Maggie Siggins, Marie-Anne: The Extraordinary Life of Louis Riel’s Grandmother

Maggie Siggins, Marie-Anne: The Extraordinary Life of Louis Riel’s Grandmother

Few names in Canadian history inspire as much mystery and controversy as Louis Riel. He was a revolutionary to some, a rebel to others; but no matter what word you use to describe him, he was a pivotal figure in the development of Canada. Award-winning author Maggie Siggins explored his life in Riel: A Life […]


Few names in Canadian history inspire as much mystery and controversy as Louis Riel. He was a revolutionary to some, a rebel to others; but no matter what word you use to describe him, he was a pivotal figure in the development of Canada. Award-winning author Maggie Siggins explored his life in Riel: A Life of Revolution and now explores his influences in Marie-Anne.
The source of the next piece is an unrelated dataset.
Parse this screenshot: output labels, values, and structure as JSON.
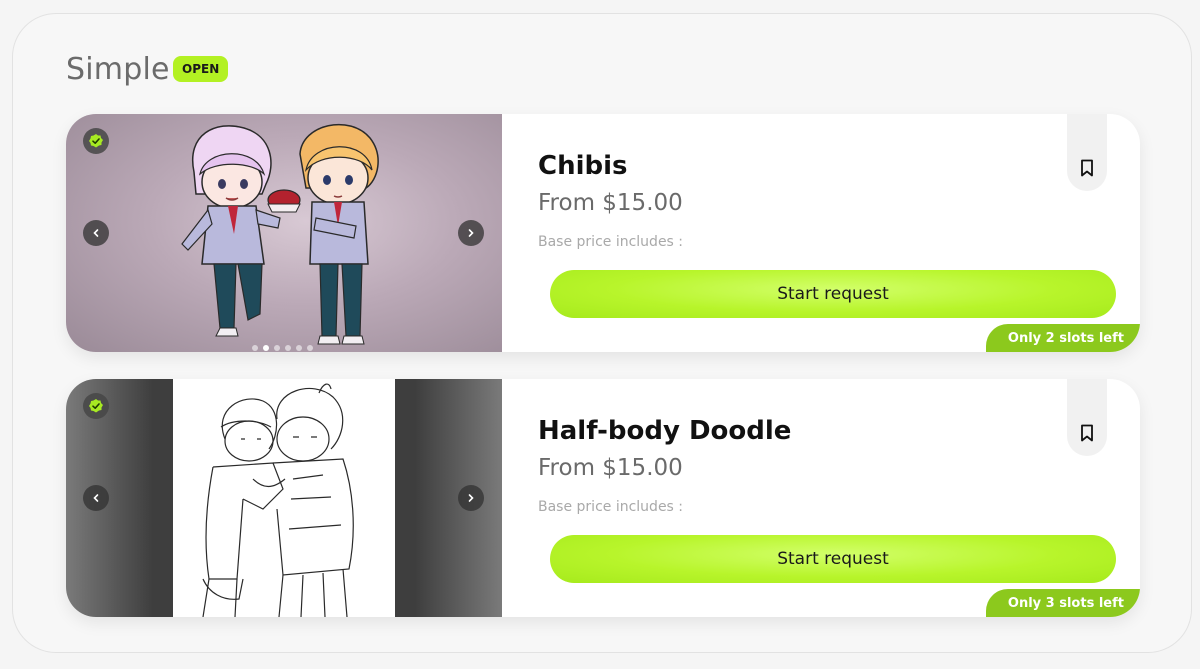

Marie-Anne Lagimodière was one of the few women to follow her husband onto the fur trapping lines. She was, in her own way, a rebel as this decision defied the norm – the wives of fur trappers stayed at home. Period. Where the book succeeds is in the description of the fur industry as a whole as well as the overall historical realities of being a wife and mother during that period; but there is a distinct lack of specifics in the discussion of Marie-Anne.

Not surprisingly, few historical records refer to Marie-Anne, as little effort was put into recording such stories at the time. Much of what Siggins has to say is supposition based on stories passed down by her descendants or generalizations based on the period. Regardless, Siggins paints an epic picture of a woman trying to raise a family constantly on the move, framed by the rapidly declining fur trade and the perils of that era.